12. Evaluation Strategy (Conceptual)

The design supports two complementary evaluation modes:

12.1 Interactive environment evaluation

In an executable environment (e.g., a desktop automation arena), we can:

  • Execute actions predicted by AgentPolicy step-by-step.
  • Observe the resulting UI state.
  • Decide whether the goal was achieved.

Typical metrics:

  • Task success rate: fraction of episodes where the agent achieves the goal within a step budget.
  • Step efficiency: number of steps taken vs. scripted or optimal.

This mode depends on an external environment and is not required for the initial synthetic, offline validation, but the AgentPolicy interface is designed to plug into such environments.
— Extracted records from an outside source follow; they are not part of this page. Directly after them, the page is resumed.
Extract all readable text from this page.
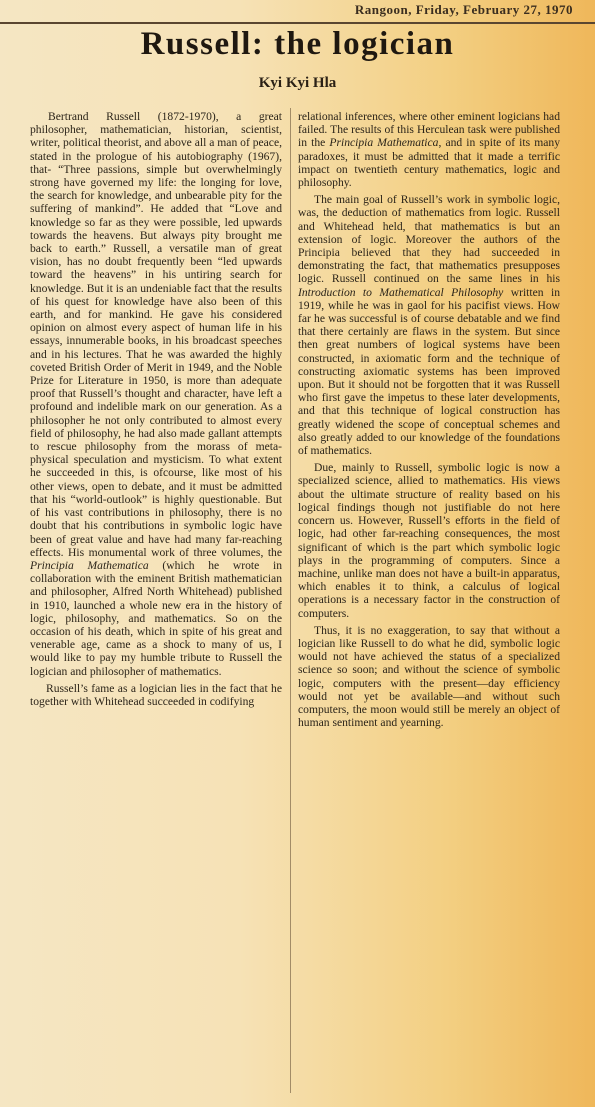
Rangoon, Friday, February 27, 1970
Russell: the logician
Kyi Kyi Hla

Bertrand Russell (1872-1970), a great philosopher, mathematician, historian, scientist, writer, political theorist, and above all a man of peace, stated in the prologue of his autobiography (1967), that- “Three passions, simple but overwhelmingly strong have governed my life: the longing for love, the search for knowledge, and unbearable pity for the suffering of mankind”. He added that “Love and knowledge so far as they were possible, led upwards towards the heavens. But always pity brought me back to earth.” Russell, a versatile man of great vision, has no doubt frequently been “led upwards toward the heavens” in his untiring search for knowledge. But it is an undeniable fact that the results of his quest for knowledge have also been of this earth, and for mankind. He gave his considered opinion on almost every aspect of human life in his essays, innumerable books, in his broadcast speeches and in his lectures. That he was awarded the highly coveted British Order of Merit in 1949, and the Noble Prize for Literature in 1950, is more than adequate proof that Russell’s thought and character, have left a profound and indelible mark on our generation. As a philosopher he not only contributed to almost every field of philosophy, he had also made gallant attempts to rescue philosophy from the morass of meta-physical speculation and mysticism. To what extent he succeeded in this, is ofcourse, like most of his other views, open to debate, and it must be admitted that his “world-outlook” is highly questionable. But of his vast contributions in philosophy, there is no doubt that his contributions in symbolic logic have been of great value and have had many far-reaching effects. His monumental work of three volumes, the Principia Mathematica (which he wrote in collaboration with the eminent British mathematician and philosopher, Alfred North Whitehead) published in 1910, launched a whole new era in the history of logic, philosophy, and mathematics. So on the occasion of his death, which in spite of his great and venerable age, came as a shock to many of us, I would like to pay my humble tribute to Russell the logician and philosopher of mathematics.

Russell’s fame as a logician lies in the fact that he together with Whitehead succeeded in codifying

relational inferences, where other eminent logicians had failed. The results of this Herculean task were published in the Principia Mathematica, and in spite of its many paradoxes, it must be admitted that it made a terrific impact on twentieth century mathematics, logic and philosophy.

The main goal of Russell’s work in symbolic logic, was, the deduction of mathematics from logic. Russell and Whitehead held, that mathematics is but an extension of logic. Moreover the authors of the Principia believed that they had succeeded in demonstrating the fact, that mathematics presupposes logic. Russell continued on the same lines in his Introduction to Mathematical Philosophy written in 1919, while he was in gaol for his pacifist views. How far he was successful is of course debatable and we find that there certainly are flaws in the system. But since then great numbers of logical systems have been constructed, in axiomatic form and the technique of constructing axiomatic systems has been improved upon. But it should not be forgotten that it was Russell who first gave the impetus to these later developments, and that this technique of logical construction has greatly widened the scope of conceptual schemes and also greatly added to our knowledge of the foundations of mathematics.

Due, mainly to Russell, symbolic logic is now a specialized science, allied to mathematics. His views about the ultimate structure of reality based on his logical findings though not justifiable do not here concern us. However, Russell’s efforts in the field of logic, had other far-reaching consequences, the most significant of which is the part which symbolic logic plays in the programming of computers. Since a machine, unlike man does not have a built-in apparatus, which enables it to think, a calculus of logical operations is a necessary factor in the construction of computers.

Thus, it is no exaggeration, to say that without a logician like Russell to do what he did, symbolic logic would not have achieved the status of a specialized science so soon; and without the science of symbolic logic, computers with the present—day efficiency would not yet be available—and without such computers, the moon would still be merely an object of human sentiment and yearning.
12.2 Offline trajectory matching

For recorded interaction data (synthetic or real), where we have episodes with images and ground-truth actions, we can evaluate the policy without executing actions by:

  1. For each step, calling AgentPolicy.predict_action on the screenshot + goal.
  2. Comparing the predicted Action to the ground-truth Action.
  3. Aggregating metrics across steps and episodes.

Representative metrics:

  • Action type accuracy.
  • Coordinate error for spatial actions.
  • Episode success rate (all steps correct and DONE at the right time).

openadapt_ml.evals.trajectory_matching and scripts/eval_policy.py implement this mode for the synthetic login benchmark and are reused for future scenarios.

13. References

  • High-level overview and Quickstart: see README.md.
  • Prioritized build plan and acceptance criteria: see docs/roadmap.md.